However, her clay season was less successful, being heavily disrupted due to injuries. This left her unable to compete in any grass-court warm up tournaments to prepare for Wimbledon. Of course this did not phase the Aussie in the slightest. She beat the reigning French Open Champion, Barbora Krejcikova and former Wimbledon champion Angelique Kerber, on her way to the final.

At the packed Wimbledon final, Barty triumphed against the powerhouse Karolina Pliskova, in a tense three-set clash on SW19. Barty lifted the Venus Rosewater Dish sporting a scallop-patterned dress, inspired by her cultural roots as an Indigenous woman.

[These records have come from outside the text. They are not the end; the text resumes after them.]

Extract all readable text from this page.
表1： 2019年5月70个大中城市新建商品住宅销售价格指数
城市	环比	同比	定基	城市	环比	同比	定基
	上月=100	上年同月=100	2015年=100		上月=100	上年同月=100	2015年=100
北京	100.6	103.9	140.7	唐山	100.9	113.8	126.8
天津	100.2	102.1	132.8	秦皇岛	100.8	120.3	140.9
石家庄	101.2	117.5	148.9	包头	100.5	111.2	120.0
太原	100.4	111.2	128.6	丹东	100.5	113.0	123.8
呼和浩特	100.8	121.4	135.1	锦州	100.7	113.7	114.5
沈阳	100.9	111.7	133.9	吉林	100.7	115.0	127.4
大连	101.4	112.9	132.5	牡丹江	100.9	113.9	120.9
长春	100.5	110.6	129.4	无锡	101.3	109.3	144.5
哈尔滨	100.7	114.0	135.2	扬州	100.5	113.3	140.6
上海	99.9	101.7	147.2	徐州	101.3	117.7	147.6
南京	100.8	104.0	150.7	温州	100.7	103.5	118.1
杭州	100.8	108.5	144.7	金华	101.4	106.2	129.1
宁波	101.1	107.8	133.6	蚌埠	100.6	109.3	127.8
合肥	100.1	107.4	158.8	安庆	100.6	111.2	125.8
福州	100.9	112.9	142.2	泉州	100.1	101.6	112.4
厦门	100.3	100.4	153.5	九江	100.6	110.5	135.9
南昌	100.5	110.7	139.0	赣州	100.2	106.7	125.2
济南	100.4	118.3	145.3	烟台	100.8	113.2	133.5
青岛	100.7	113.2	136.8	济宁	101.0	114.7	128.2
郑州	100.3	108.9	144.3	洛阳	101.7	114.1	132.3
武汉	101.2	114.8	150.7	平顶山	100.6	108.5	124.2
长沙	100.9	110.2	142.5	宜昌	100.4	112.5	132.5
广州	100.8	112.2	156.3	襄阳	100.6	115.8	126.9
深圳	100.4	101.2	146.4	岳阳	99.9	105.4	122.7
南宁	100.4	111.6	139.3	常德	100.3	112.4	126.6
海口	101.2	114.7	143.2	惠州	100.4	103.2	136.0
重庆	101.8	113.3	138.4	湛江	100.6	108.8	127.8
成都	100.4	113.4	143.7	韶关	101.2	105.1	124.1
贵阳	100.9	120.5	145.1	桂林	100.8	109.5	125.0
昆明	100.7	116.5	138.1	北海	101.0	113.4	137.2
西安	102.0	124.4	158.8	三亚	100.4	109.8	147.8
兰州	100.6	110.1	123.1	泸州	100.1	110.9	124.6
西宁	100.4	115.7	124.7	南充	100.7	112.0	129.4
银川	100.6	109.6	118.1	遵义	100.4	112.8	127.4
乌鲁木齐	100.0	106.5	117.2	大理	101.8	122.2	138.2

5) Home town hero in Melbourne (2022)

Barty’s “last hurrah” came in her homeland in Australia. She began her season with both singles and doubles titles in Adelaide, and then moved on to aim to do what no Australian woman had done for 44 years.

Barty cruised to the Daphne Akhurst Memorial Cup, not dropping a single set along the way. She beat Danielle Collins, 6-3 7-6, in the final on the Rod Laver arena to win the Australian Open. By dong so Barty became only the eight woman to win a Grand Slam on all three surfaces. Many Australian tennis greats, including the last Aussie winner of the tournament Chris O’Neil were in attendance, and she was presented with the trophy by the surprise arrival of Goolagong Cawley.

Although Barty’s tennis career finished a lot earlier than many expected and would have hoped for, her legacy is insurmountable. If this is the last we ever see of her on a tennis court, then she did it on a high, and she did it her way.